The truth is, I lock myself out of the house. I forget my computer. I leave my debit card at the coffee shop I go to for lunch at 3:00 pm – (I lost track of time) + (a coffee shop doesn’t serve lunch). I put the baby down crying so I can go scream into my pillow. I have random bruises and scratches all over my legs and arms because being so tired makes me clumsy.
I completely space out in the middle of a work assignment and forget what I was working on. I snap at my husband 20 minutes after he brings me a cup of tea and asks if there’s anything else I need. I leave my keys hanging in the front door. I put mascara on only one eye, and don’t realize it until I get home. I blur my words together when I’m talking, and don’t realize it until people ask, “What?”

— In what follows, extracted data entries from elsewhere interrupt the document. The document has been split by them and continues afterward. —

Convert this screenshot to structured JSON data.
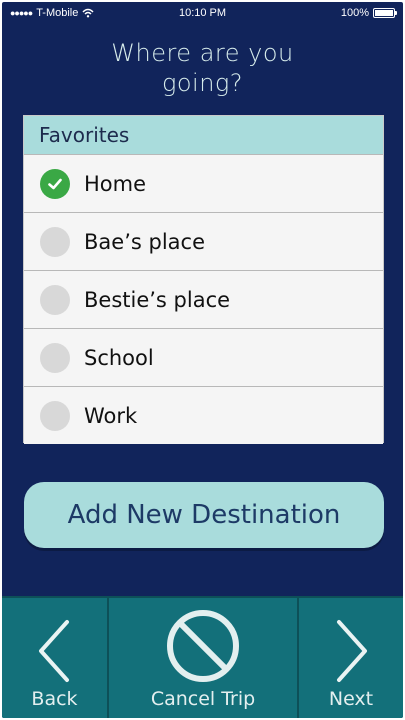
{
  "status": {
    "carrier": "T-Mobile",
    "time": "10:10 PM",
    "battery": "100%"
  },
  "header": {
    "title_line1": "Where are you",
    "title_line2": "going?"
  },
  "favorites": {
    "heading": "Favorites",
    "items": [
      {
        "label": "Home",
        "selected": true
      },
      {
        "label": "Bae’s place",
        "selected": false
      },
      {
        "label": "Bestie’s place",
        "selected": false
      },
      {
        "label": "School",
        "selected": false
      },
      {
        "label": "Work",
        "selected": false
      }
    ]
  },
  "actions": {
    "add_destination": "Add New Destination"
  },
  "nav": {
    "back": "Back",
    "cancel": "Cancel Trip",
    "next": "Next"
  },
  "colors": {
    "background": "#11245b",
    "accent": "#a9dcdc",
    "selected": "#3aa845",
    "bottom_bar": "#13707a"
  }
}
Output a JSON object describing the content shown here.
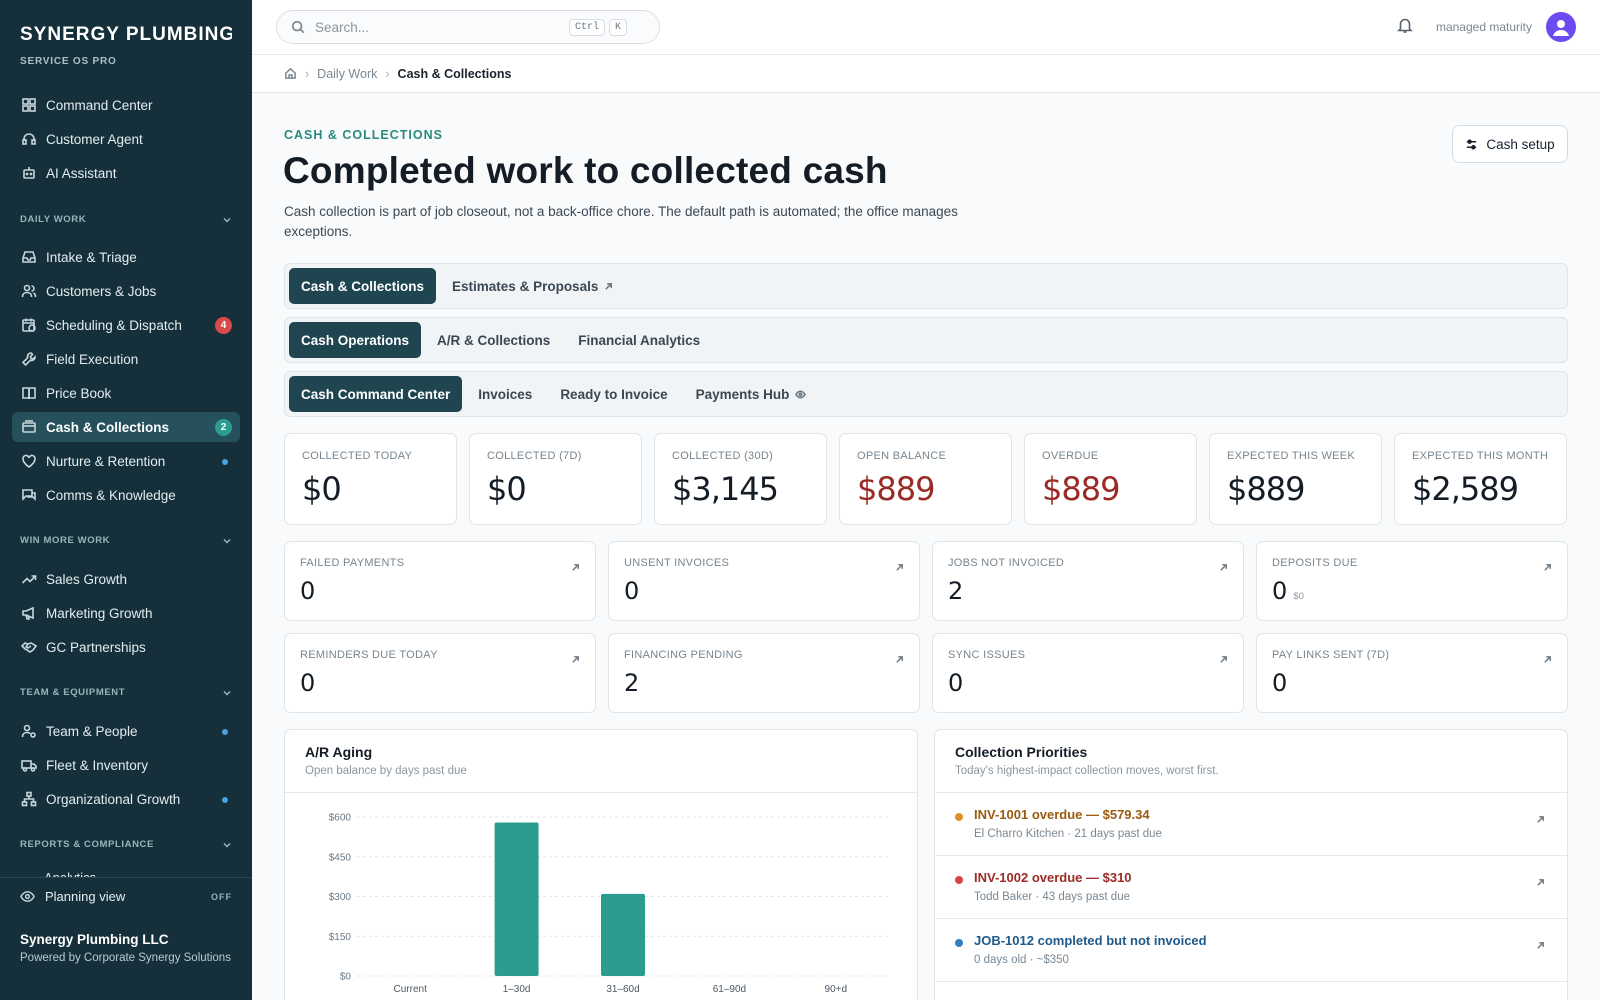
{
  "brand": {
    "name": "SYNERGY PLUMBING ...",
    "sub": "SERVICE OS PRO"
  },
  "sidebar": {
    "top_items": [
      {
        "label": "Command Center"
      },
      {
        "label": "Customer Agent"
      },
      {
        "label": "AI Assistant"
      }
    ],
    "sections": {
      "daily_work": "DAILY WORK",
      "win_more_work": "WIN MORE WORK",
      "team_equipment": "TEAM & EQUIPMENT",
      "reports": "REPORTS & COMPLIANCE"
    },
    "daily_items": [
      {
        "label": "Intake & Triage"
      },
      {
        "label": "Customers & Jobs"
      },
      {
        "label": "Scheduling & Dispatch",
        "badge": "4"
      },
      {
        "label": "Field Execution"
      },
      {
        "label": "Price Book"
      },
      {
        "label": "Cash & Collections",
        "badge": "2"
      },
      {
        "label": "Nurture & Retention"
      },
      {
        "label": "Comms & Knowledge"
      }
    ],
    "win_items": [
      {
        "label": "Sales Growth"
      },
      {
        "label": "Marketing Growth"
      },
      {
        "label": "GC Partnerships"
      }
    ],
    "team_items": [
      {
        "label": "Team & People"
      },
      {
        "label": "Fleet & Inventory"
      },
      {
        "label": "Organizational Growth"
      }
    ],
    "clipped_item": "Analytics",
    "planning_label": "Planning view",
    "planning_state": "OFF",
    "org_name": "Synergy Plumbing LLC",
    "org_sub": "Powered by Corporate Synergy Solutions"
  },
  "topbar": {
    "search_placeholder": "Search...",
    "kbd1": "Ctrl",
    "kbd2": "K",
    "user_label": "managed maturity"
  },
  "breadcrumb": {
    "section": "Daily Work",
    "current": "Cash & Collections"
  },
  "header": {
    "eyebrow": "CASH & COLLECTIONS",
    "title": "Completed work to collected cash",
    "description": "Cash collection is part of job closeout, not a back-office chore. The default path is automated; the office manages exceptions.",
    "setup_button": "Cash setup"
  },
  "tabs_l1": [
    {
      "label": "Cash & Collections"
    },
    {
      "label": "Estimates & Proposals"
    }
  ],
  "tabs_l2": [
    {
      "label": "Cash Operations"
    },
    {
      "label": "A/R & Collections"
    },
    {
      "label": "Financial Analytics"
    }
  ],
  "tabs_l3": [
    {
      "label": "Cash Command Center"
    },
    {
      "label": "Invoices"
    },
    {
      "label": "Ready to Invoice"
    },
    {
      "label": "Payments Hub"
    }
  ],
  "kpis": [
    {
      "label": "COLLECTED TODAY",
      "value": "$0"
    },
    {
      "label": "COLLECTED (7D)",
      "value": "$0"
    },
    {
      "label": "COLLECTED (30D)",
      "value": "$3,145"
    },
    {
      "label": "OPEN BALANCE",
      "value": "$889"
    },
    {
      "label": "OVERDUE",
      "value": "$889"
    },
    {
      "label": "EXPECTED THIS WEEK",
      "value": "$889"
    },
    {
      "label": "EXPECTED THIS MONTH",
      "value": "$2,589"
    }
  ],
  "metrics": [
    {
      "label": "FAILED PAYMENTS",
      "value": "0"
    },
    {
      "label": "UNSENT INVOICES",
      "value": "0"
    },
    {
      "label": "JOBS NOT INVOICED",
      "value": "2"
    },
    {
      "label": "DEPOSITS DUE",
      "value": "0",
      "sub": "$0"
    },
    {
      "label": "REMINDERS DUE TODAY",
      "value": "0"
    },
    {
      "label": "FINANCING PENDING",
      "value": "2"
    },
    {
      "label": "SYNC ISSUES",
      "value": "0"
    },
    {
      "label": "PAY LINKS SENT (7D)",
      "value": "0"
    }
  ],
  "aging": {
    "title": "A/R Aging",
    "subtitle": "Open balance by days past due"
  },
  "chart_data": {
    "type": "bar",
    "categories": [
      "Current",
      "1–30d",
      "31–60d",
      "61–90d",
      "90+d"
    ],
    "values": [
      0,
      579.34,
      310,
      0,
      0
    ],
    "ylim": [
      0,
      600
    ],
    "yticks": [
      "$0",
      "$150",
      "$300",
      "$450",
      "$600"
    ],
    "ytick_values": [
      0,
      150,
      300,
      450,
      600
    ],
    "grid": true,
    "color": "#2a9d8f"
  },
  "priorities": {
    "title": "Collection Priorities",
    "subtitle": "Today's highest-impact collection moves, worst first.",
    "items": [
      {
        "title": "INV-1001 overdue — $579.34",
        "sub": "El Charro Kitchen · 21 days past due",
        "color": "#e0902a",
        "text_color": "#9a5a10"
      },
      {
        "title": "INV-1002 overdue — $310",
        "sub": "Todd Baker · 43 days past due",
        "color": "#d64545",
        "text_color": "#9a2a25"
      },
      {
        "title": "JOB-1012 completed but not invoiced",
        "sub": "0 days old · ~$350",
        "color": "#2f7fc0",
        "text_color": "#1f5a8a"
      }
    ]
  }
}
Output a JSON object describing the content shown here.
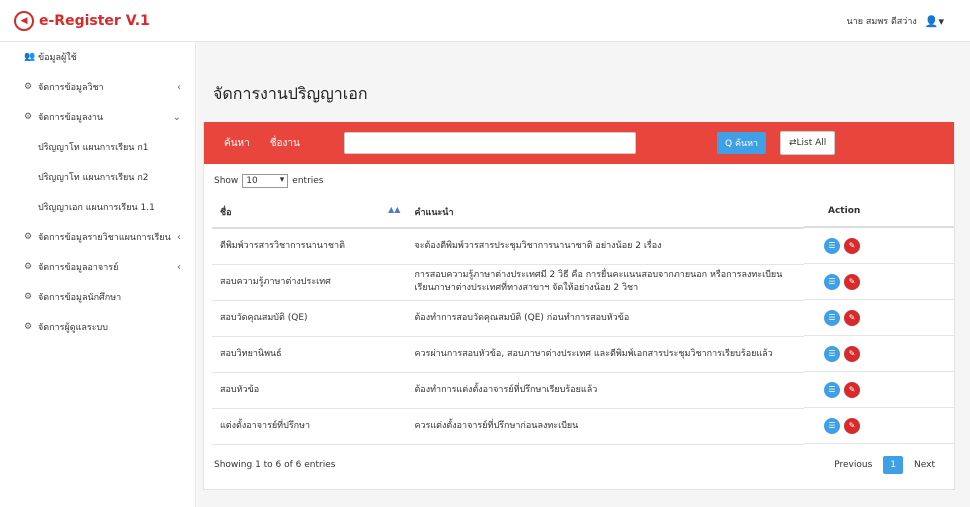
{
  "brand": {
    "title": "e-Register V.1"
  },
  "header": {
    "user_name": "นาย สมพร ดีสว่าง"
  },
  "sidebar": {
    "items": [
      {
        "label": "ข้อมูลผู้ใช้",
        "icon": "users-icon",
        "sub": false,
        "chevron": ""
      },
      {
        "label": "จัดการข้อมูลวิชา",
        "icon": "cogs-icon",
        "sub": false,
        "chevron": "‹"
      },
      {
        "label": "จัดการข้อมูลงาน",
        "icon": "cogs-icon",
        "sub": false,
        "chevron": "⌄"
      },
      {
        "label": "ปริญญาโท แผนการเรียน ก1",
        "icon": "",
        "sub": true,
        "chevron": ""
      },
      {
        "label": "ปริญญาโท แผนการเรียน ก2",
        "icon": "",
        "sub": true,
        "chevron": ""
      },
      {
        "label": "ปริญญาเอก แผนการเรียน 1.1",
        "icon": "",
        "sub": true,
        "chevron": ""
      },
      {
        "label": "จัดการข้อมูลรายวิชาแผนการเรียน",
        "icon": "cogs-icon",
        "sub": false,
        "chevron": "‹"
      },
      {
        "label": "จัดการข้อมูลอาจารย์",
        "icon": "cogs-icon",
        "sub": false,
        "chevron": "‹"
      },
      {
        "label": "จัดการข้อมูลนักศึกษา",
        "icon": "cogs-icon",
        "sub": false,
        "chevron": ""
      },
      {
        "label": "จัดการผู้ดูแลระบบ",
        "icon": "cogs-icon",
        "sub": false,
        "chevron": ""
      }
    ]
  },
  "main": {
    "title": "จัดการงานปริญญาเอก",
    "search": {
      "label": "ค้นหา",
      "field_label": "ชื่องาน",
      "value": "",
      "button": "Q ค้นหา",
      "list_all": "⇄List All"
    },
    "show": {
      "prefix": "Show",
      "value": "10",
      "suffix": "entries"
    },
    "table": {
      "headers": {
        "name": "ชื่อ",
        "desc": "คำแนะนำ",
        "action": "Action"
      },
      "rows": [
        {
          "name": "ตีพิมพ์วารสารวิชาการนานาชาติ",
          "desc": "จะต้องตีพิมพ์วารสารประชุมวิชาการนานาชาติ อย่างน้อย 2 เรื่อง"
        },
        {
          "name": "สอบความรู้ภาษาต่างประเทศ",
          "desc": "การสอบความรู้ภาษาต่างประเทศมี 2 วิธี คือ การยื่นคะแนนสอบจากภายนอก หรือการลงทะเบียนเรียนภาษาต่างประเทศที่ทางสาขาฯ จัดให้อย่างน้อย 2 วิชา"
        },
        {
          "name": "สอบวัดคุณสมบัติ (QE)",
          "desc": "ต้องทำการสอบวัดคุณสมบัติ (QE) ก่อนทำการสอบหัวข้อ"
        },
        {
          "name": "สอบวิทยานิพนธ์",
          "desc": "ควรผ่านการสอบหัวข้อ, สอบภาษาต่างประเทศ และตีพิมพ์เอกสารประชุมวิชาการเรียบร้อยแล้ว"
        },
        {
          "name": "สอบหัวข้อ",
          "desc": "ต้องทำการแต่งตั้งอาจารย์ที่ปรึกษาเรียบร้อยแล้ว"
        },
        {
          "name": "แต่งตั้งอาจารย์ที่ปรึกษา",
          "desc": "ควรแต่งตั้งอาจารย์ที่ปรึกษาก่อนลงทะเบียน"
        }
      ]
    },
    "showing_text": "Showing 1 to 6 of 6 entries",
    "pagination": {
      "previous": "Previous",
      "current": "1",
      "next": "Next"
    }
  },
  "colors": {
    "accent": "#e8463c",
    "brand": "#d62b2b",
    "blue": "#3fa0e6"
  }
}
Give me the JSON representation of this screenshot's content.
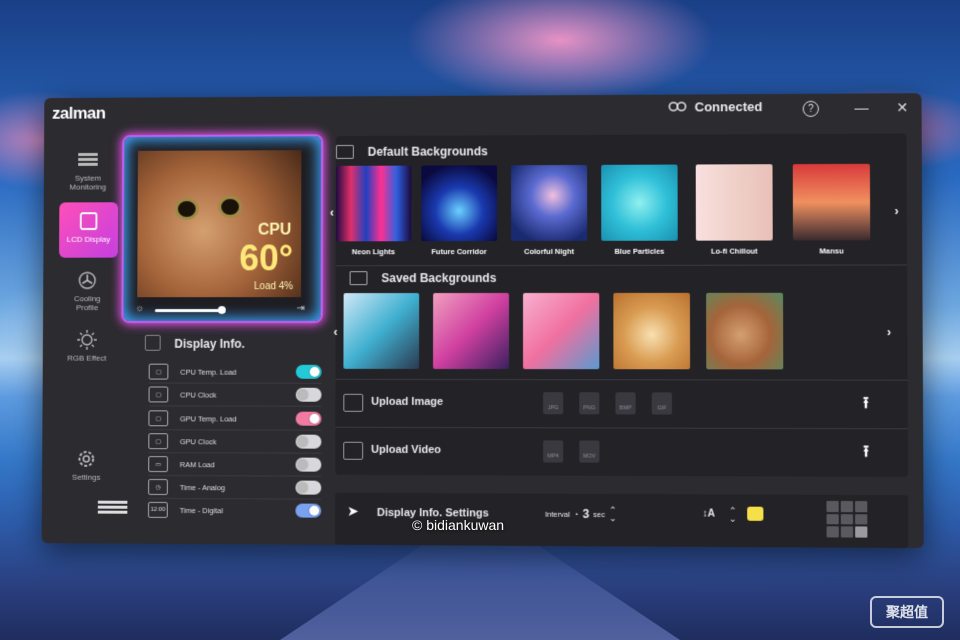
{
  "app": {
    "logo": "zalman",
    "status": "Connected",
    "help": "?",
    "minimize": "—",
    "close": "✕"
  },
  "sidebar": {
    "items": [
      {
        "label": "System\nMonitoring",
        "icon": "monitoring-icon"
      },
      {
        "label": "LCD Display",
        "icon": "lcd-icon",
        "active": true
      },
      {
        "label": "Cooling\nProfile",
        "icon": "fan-icon"
      },
      {
        "label": "RGB Effect",
        "icon": "sun-icon"
      },
      {
        "label": "Settings",
        "icon": "gear-icon"
      }
    ]
  },
  "preview": {
    "overlay_label": "CPU",
    "overlay_value": "60°",
    "overlay_load": "Load  4%",
    "brightness_level": 0.45
  },
  "display_info": {
    "title": "Display Info.",
    "rows": [
      {
        "label": "CPU Temp.    Load",
        "icon": "cpu-temp-icon",
        "state": "on",
        "color": "#22c9d6"
      },
      {
        "label": "CPU Clock",
        "icon": "cpu-clock-icon",
        "state": "off"
      },
      {
        "label": "GPU Temp.    Load",
        "icon": "gpu-temp-icon",
        "state": "on",
        "color": "#f07aa0"
      },
      {
        "label": "GPU Clock",
        "icon": "gpu-clock-icon",
        "state": "off"
      },
      {
        "label": "RAM Load",
        "icon": "ram-icon",
        "state": "off"
      },
      {
        "label": "Time - Analog",
        "icon": "clock-icon",
        "state": "off"
      },
      {
        "label": "Time - Digital",
        "icon": "digital-clock-icon",
        "icon_text": "12:00",
        "state": "on",
        "color": "#7aa0f0"
      }
    ]
  },
  "default_backgrounds": {
    "title": "Default Backgrounds",
    "items": [
      "Neon Lights",
      "Future Corridor",
      "Colorful Night",
      "Blue Particles",
      "Lo-fi Chillout",
      "Mansu"
    ]
  },
  "saved_backgrounds": {
    "title": "Saved Backgrounds"
  },
  "upload": {
    "image_label": "Upload Image",
    "image_formats": [
      "JPG",
      "PNG",
      "BMP",
      "GIF"
    ],
    "video_label": "Upload Video",
    "video_formats": [
      "MP4",
      "MOV"
    ]
  },
  "settings_bar": {
    "label": "Display Info. Settings",
    "interval_label": "Interval",
    "interval_value": "3",
    "interval_unit": "sec",
    "font_icon_text": "↕A",
    "color": "#f5e04a"
  },
  "watermark": "© bidiankuwan",
  "corner_mark": "聚超值"
}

I forget what I’m saying mid-sentence, and forget what I’m doing mid-action.
My brain seems absent these days, but not my emotions. Nope, those suckers are throwing me on a wild ride every single hour.
I’m hanging on by a thread.
I’m doing life, but barely. I feel that at any point, I’m going to collapse. As I’m sitting here typing this, I feel like I’m about to faint.
The baby still wakes every couple of hours. When she does sleep, I lay awake with insomnia. I have iron-deficiency anemia, which makes the days as hard as the nights. I go about them feeling like a zombie. The physical toll that sleep deprivation paired with anemia has taken on me, makes me feel as frail as an 80-year-old woman, who also has to frequently lift and carry and hold a 16 pound infant, heavy bags and car seats and a laptop to the point of my back and shoulders screaming in pain.
The season in which I feel at my absolute weakest, demands that I be incredibly strong. Physically, mentally, and emotionally. It feels like a brutal testing.
If anyone wonders how I’m a mom of a colicky 4-month-old, working 2 jobs and writing all the things and having dates with my husband and loving life, here’s your answer: I’m not.
I’m so weak. I’m not even sure how I’m alive right now, to be honest. Am I being dramatic? It sure doesn’t feel like it.
The only explanation I can give for any of the strength I have is this: grace.
Grace has been my lifeline. Grace is what keeps me getting out of bed in the morning. Some days I’m not sure I have the strength to do it, and yet – I somehow still do it. Without grace, none of this would be possible. My life would be in shambles.
I’m not rocking it. Sometimes I feel like so many other women would have been a better choice for this, better able to handle all this. Why did God choose me for this? I’m not the right person for the job.
I don’t handle this well. I just don’t. And yet, God has seen fit to place me in these circumstances. Not because I can do a good job here, but because this is how I learn that I’m completely dependent on him. Without him, I wouldn’t make it. This is how I learn to lean on him for every ounce of strength. This is how I let my weakness make him great – how it shows that he deserves glory, not me.
The point of all of this, is that I have purposed my life to be a canvas on which the greatness of God may be painted – that the world may see him, and know him. And that painting is a lot more vibrant when I go through trying, stretching times – because He is made great in my weakness.
You don’t have to rock it. You can struggle through it. You don’t have to show the world how qualified and equipped you are and how good of a job you’re doing. If you’re barely making it – you can lose the pressure to show a brave face.
Because when you show your real face, others are free to show theirs, and in it all – God shows his.